Vous l'avez compris en lisant le pitch de "Black mirror" : on reste à peu de choses près dans le même thème puisque Brooker tente, d'une façon agressive et diablement assumée, de nous faire prendre conscience de notre dépendance à la technologie, et plus spécifiquement à l'image et aux écrans.
A ce jour, il existe deux saisons composées chacune de trois épisodes totalement indépendants l'un de l'autre, mais tenant tout de même le même propos dénonciateur. En ce qui me concerne, je n'ai visionné que les deux premiers épisodes de la première saison, mais à l'heure qu'il est, je dois dire que c'est une vraie gifle. Le premier épisode, traduit en français "l'hymne national", entame le propos de Brooker de façon édifiante :
L'Angleterre est en crise. Quelqu'un a enlevé la Princesse Susannah (personnalité royale comparable à Kate Middleton). Quelqu'un de très avisé qui a déjà diffusé la vidéo de la captive sur Youtube, ainsi que sur tous les réseaux sociaux de la planète.

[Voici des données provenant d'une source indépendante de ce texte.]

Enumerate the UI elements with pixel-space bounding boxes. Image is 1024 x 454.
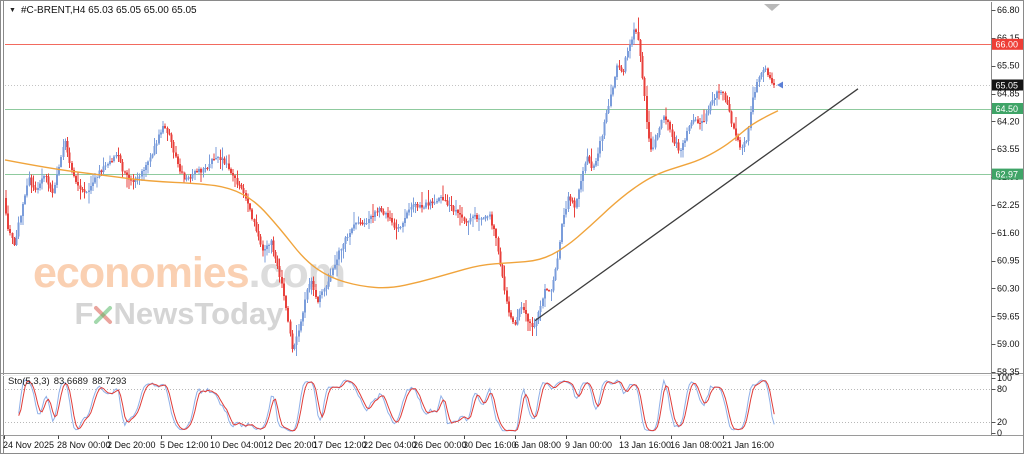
symbol-dropdown-arrow-icon[interactable]: ▼ [9,7,16,14]
svg-text:63.55: 63.55 [997,144,1020,154]
svg-text:59.65: 59.65 [997,311,1020,321]
svg-text:22 Dec 04:00: 22 Dec 04:00 [363,440,417,450]
time-axis[interactable]: 24 Nov 2025 28 Nov 00:002 Dec 20:00 5 Dec … [3,435,774,451]
symbol-label: ▼ #C-BRENT,H4 65.03 65.05 65.00 65.05 [9,5,197,16]
svg-text:64.20: 64.20 [997,116,1020,126]
svg-text:13 Jan 16:00: 13 Jan 16:00 [619,440,671,450]
moving-average [4,110,779,289]
svg-text:61.60: 61.60 [997,228,1020,238]
price-axis[interactable]: 66.8066.1565.5064.8564.2063.5562.9062.25… [991,5,1024,377]
svg-text:62.25: 62.25 [997,200,1020,210]
stochastic-signal-line [18,380,775,432]
svg-text:5 Dec 12:00: 5 Dec 12:00 [160,440,209,450]
stochastic-main-line [18,378,775,432]
svg-text:2 Dec 20:00: 2 Dec 20:00 [107,440,156,450]
svg-text:58.35: 58.35 [997,367,1020,377]
trend-line[interactable] [534,88,859,322]
moving-average-line [4,110,779,289]
stochastic-value-d: 88.7293 [92,376,127,387]
price-badge-66.00 [992,38,1023,50]
last-price-arrow-icon [777,81,783,89]
svg-text:100: 100 [997,373,1012,383]
svg-text:59.00: 59.00 [997,339,1020,349]
svg-text:24 Nov 2025: 24 Nov 2025 [3,440,54,450]
stochastic-label: Sto(5,3,3) 83.6689 88.7293 [8,376,130,387]
price-badge-65.05 [992,79,1023,91]
svg-text:6 Jan 08:00: 6 Jan 08:00 [514,440,561,450]
trend-line-segment[interactable] [534,88,859,322]
symbol-ohlc-text: #C-BRENT,H4 65.03 65.05 65.00 65.05 [20,5,197,16]
candles [5,17,776,357]
svg-text:0: 0 [997,428,1002,438]
svg-text:9 Jan 00:00: 9 Jan 00:00 [565,440,612,450]
stochastic-value-k: 83.6689 [53,376,89,387]
svg-text:26 Dec 00:00: 26 Dec 00:00 [413,440,467,450]
svg-text:65.50: 65.50 [997,61,1020,71]
svg-text:60.95: 60.95 [997,256,1020,266]
price-badge-64.50 [992,103,1023,114]
svg-text:65.05: 65.05 [996,80,1019,90]
svg-text:21 Jan 16:00: 21 Jan 16:00 [722,440,774,450]
svg-text:17 Dec 12:00: 17 Dec 12:00 [313,440,367,450]
svg-text:80: 80 [997,384,1007,394]
svg-text:62.97: 62.97 [996,169,1019,179]
svg-text:12 Dec 20:00: 12 Dec 20:00 [263,440,317,450]
svg-text:10 Dec 04:00: 10 Dec 04:00 [210,440,264,450]
svg-text:30 Dec 16:00: 30 Dec 16:00 [463,440,517,450]
svg-text:16 Jan 08:00: 16 Jan 08:00 [670,440,722,450]
svg-text:60.30: 60.30 [997,283,1020,293]
stochastic-name: Sto(5,3,3) [8,376,50,387]
svg-text:66.80: 66.80 [997,5,1020,15]
svg-text:28 Nov 00:00: 28 Nov 00:00 [57,440,111,450]
svg-text:20: 20 [997,417,1007,427]
svg-text:66.00: 66.00 [996,40,1019,50]
chart-shift-marker-icon[interactable] [764,4,780,11]
svg-text:64.50: 64.50 [996,104,1019,114]
svg-text:64.85: 64.85 [997,89,1020,99]
price-levels [5,43,991,176]
price-badge-62.97 [992,168,1023,180]
svg-text:66.15: 66.15 [997,33,1020,43]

Pour rendre la jeune femme indemne, le ravisseur n'a qu'une seule exigence : que le Premier Ministre, Mickael Callow, ait un rapport sexuel consommé et complet avec... un porc, en direct de toutes les chaînes de télé britanniques. Tandis que l'opinion publique se mobilise à la vitesse de l'éclair, le cabinet du Ministre est apathique... Sujet on ne peut plus d'actualité. L'impact que les médias modernes peuvent avoir sur le moindre événement. La façon dont ces derniers manipulent la masse. Les conclusions dramatiques qu'ils peuvent engendrer...

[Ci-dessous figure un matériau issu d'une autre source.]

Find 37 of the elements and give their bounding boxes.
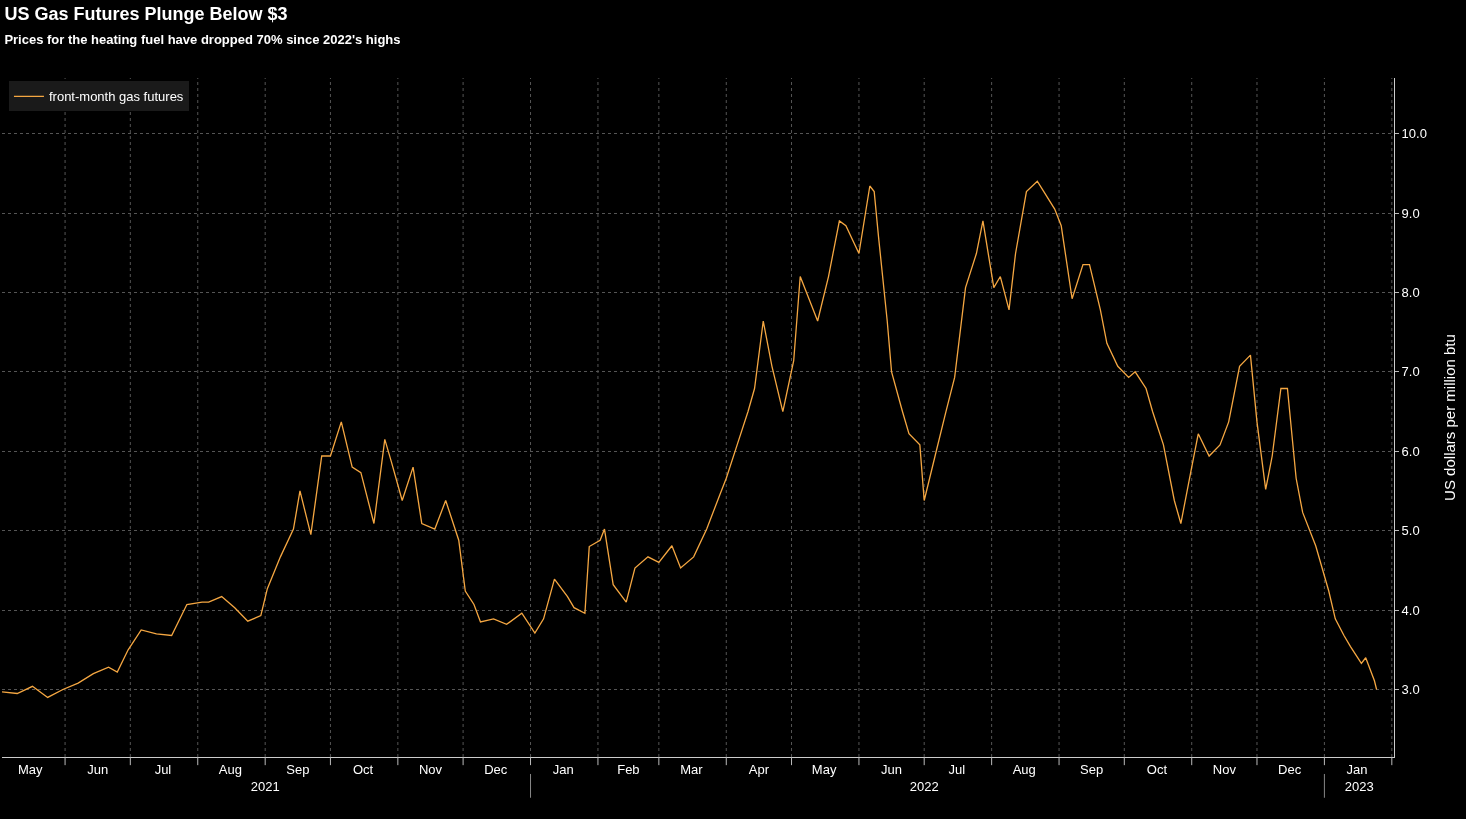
x-tick-label: Jul (948, 761, 966, 777)
x-tick-label: Aug (1012, 761, 1036, 777)
x-tick-label: Nov (418, 761, 443, 777)
y-tick-label: 8.0 (1401, 284, 1420, 300)
chart-title: US Gas Futures Plunge Below $3 (4, 4, 288, 25)
y-tick-label: 9.0 (1401, 205, 1420, 221)
x-tick-label: Sep (1080, 761, 1104, 777)
x-tick-label: May (18, 761, 44, 777)
x2-tick-label: 2021 (250, 779, 280, 794)
x-tick-label: Jul (154, 761, 172, 777)
x-tick-label: May (811, 761, 837, 777)
y-tick-label: 7.0 (1401, 364, 1420, 380)
x-tick-label: Dec (1278, 761, 1302, 777)
x-tick-label: Oct (1146, 761, 1168, 777)
chart-subtitle: Prices for the heating fuel have dropped 70% since 2022's highs (4, 31, 401, 47)
x2-tick-label: 2022 (909, 779, 939, 794)
x-tick-label: Aug (218, 761, 242, 777)
x-tick-label: Feb (617, 761, 640, 777)
y-axis-title: US dollars per million btu (1440, 334, 1458, 501)
x-tick-label: Mar (680, 761, 704, 777)
x-tick-label: Oct (352, 761, 374, 777)
y-tick-label: 6.0 (1401, 443, 1420, 459)
x-tick-label: Nov (1212, 761, 1237, 777)
y-tick-label: 10.0 (1401, 126, 1427, 142)
y-tick-label: 3.0 (1401, 682, 1420, 698)
x-tick-label: Jan (552, 761, 574, 777)
x-tick-label: Jun (881, 761, 903, 777)
x-tick-label: Apr (748, 761, 770, 777)
line-series (2, 180, 1378, 699)
y-tick-label: 4.0 (1401, 602, 1420, 618)
x-tick-label: Jan (1346, 761, 1368, 777)
x2-tick-label: 2023 (1344, 779, 1374, 794)
x-tick-label: Jun (87, 761, 109, 777)
x-tick-label: Dec (484, 761, 508, 777)
y-tick-label: 5.0 (1401, 523, 1420, 539)
x-tick-label: Sep (286, 761, 310, 777)
legend-label: front-month gas futures (48, 89, 184, 105)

Le second épisode "15 Millions de Mérites", est beaucoup plus fou et débridé. Mais aussi évocateur, sinon plus. Dans un futur indéterminé, au milieu de sa chambre aux allures de cellule, Bing passe son temps à pédaler sur un vélo d'appartement pour accumuler des crédits. S'il en réunit 15 millions, il gagne l'accès à la salle du casting d'une émission, ce qui lui permettra peut-être d'échapper à sa condition. Un jour, avec une jeune femme qui rêve de devenir chanteuse, il découvre ce qui se passe de l'autre côté du miroir : une société qui consomme les individus, les formate et les pousse à sacrifier leur intégrité sur l'autel de la célébrité grâce à une technologie de plus en plus sophistiquée...

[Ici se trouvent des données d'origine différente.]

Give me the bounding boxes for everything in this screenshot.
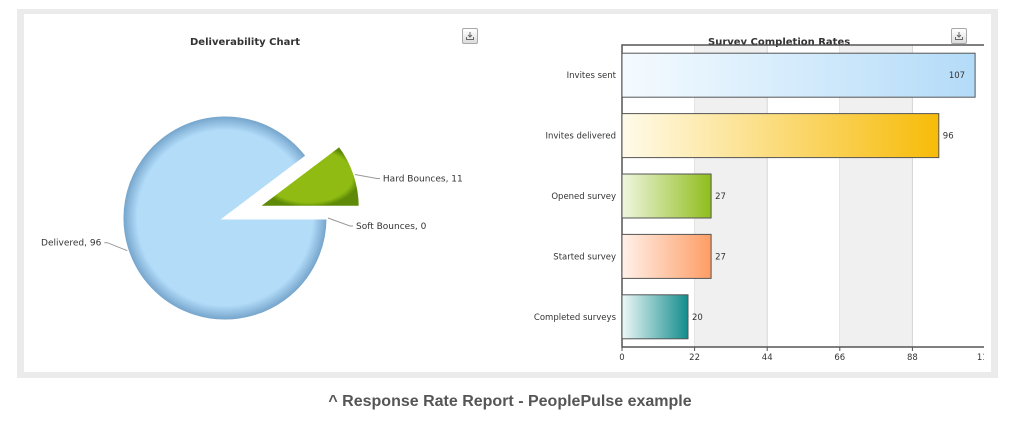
bar-chart-title: Survey Completion Rates: [708, 37, 851, 48]
pie-data-label: Delivered, 96: [41, 239, 102, 249]
charts-panel: Deliverability Chart Survey Completion R…: [24, 14, 991, 372]
x-tick-label: 66: [834, 353, 845, 363]
category-label: Started survey: [553, 252, 616, 262]
pie-export-button[interactable]: [462, 28, 478, 44]
download-icon: [955, 32, 963, 40]
completion-bar-chart: 0 22 44 66 88 110 Invites sent 107 Invites deliv…: [534, 44, 984, 363]
category-label: Invites delivered: [545, 132, 616, 142]
category-label: Invites sent: [567, 71, 617, 81]
deliverability-pie-chart: Delivered, 96 Hard Bounces, 11 Soft Bounce…: [41, 113, 463, 323]
pie-data-label: Soft Bounces, 0: [356, 222, 427, 232]
bar-data-label: 27: [715, 252, 726, 262]
bar-started-survey: [621, 233, 712, 279]
category-label: Opened survey: [551, 192, 616, 202]
x-tick-label: 44: [762, 353, 773, 363]
pie-leader-line: [354, 174, 380, 180]
bar-invites-sent: [621, 52, 976, 98]
pie-leader-line: [327, 217, 353, 227]
x-tick-label: 110: [977, 353, 984, 363]
pie-chart-title: Deliverability Chart: [190, 37, 301, 48]
figure-caption: ^ Response Rate Report - PeoplePulse exa…: [328, 393, 692, 410]
bar-data-label: 27: [715, 192, 726, 202]
pie-leader-line: [104, 242, 128, 252]
x-tick-label: 22: [689, 353, 700, 363]
bar-opened-survey: [621, 173, 712, 219]
bar-export-button[interactable]: [951, 28, 967, 44]
download-icon: [466, 32, 474, 40]
bar-completed-surveys: [621, 294, 689, 340]
pie-slice-hard-bounces: [252, 143, 362, 209]
x-tick-label: 88: [907, 353, 918, 363]
bar-data-label: 20: [692, 313, 703, 323]
x-tick-label: 0: [619, 353, 624, 363]
bar-data-label: 96: [943, 132, 954, 142]
bar-data-label: 107: [949, 71, 965, 81]
category-label: Completed surveys: [534, 313, 617, 323]
bar-invites-delivered: [621, 113, 940, 159]
pie-data-label: Hard Bounces, 11: [383, 175, 463, 185]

Durant une heure, Brooker nous torture avec ce que l'on peut considérer comme une véritable hyperbole de notre société moderne, complètement déjantée et anxiogène, qui a le mérite de cogner là où ça fait mal. Bien qu'aucun comédien célèbre ne prenne part au casting, les acteurs en scène fournissent un travail de qualité, juste et équilibré, qui renforce la crédibilité du propos tenu ici.
Je n'en dirai pas plus, mais croyez-moi lorsque je vous dis que "Black mirror" est une mine d'or, au potentiel incroyable, et dont le ton aussi acerbe que savoureux ne pourra que combler cette part de nous-mêmes qui aimeraient rejeter un système médiatique corrompu. A regarder d'urgence!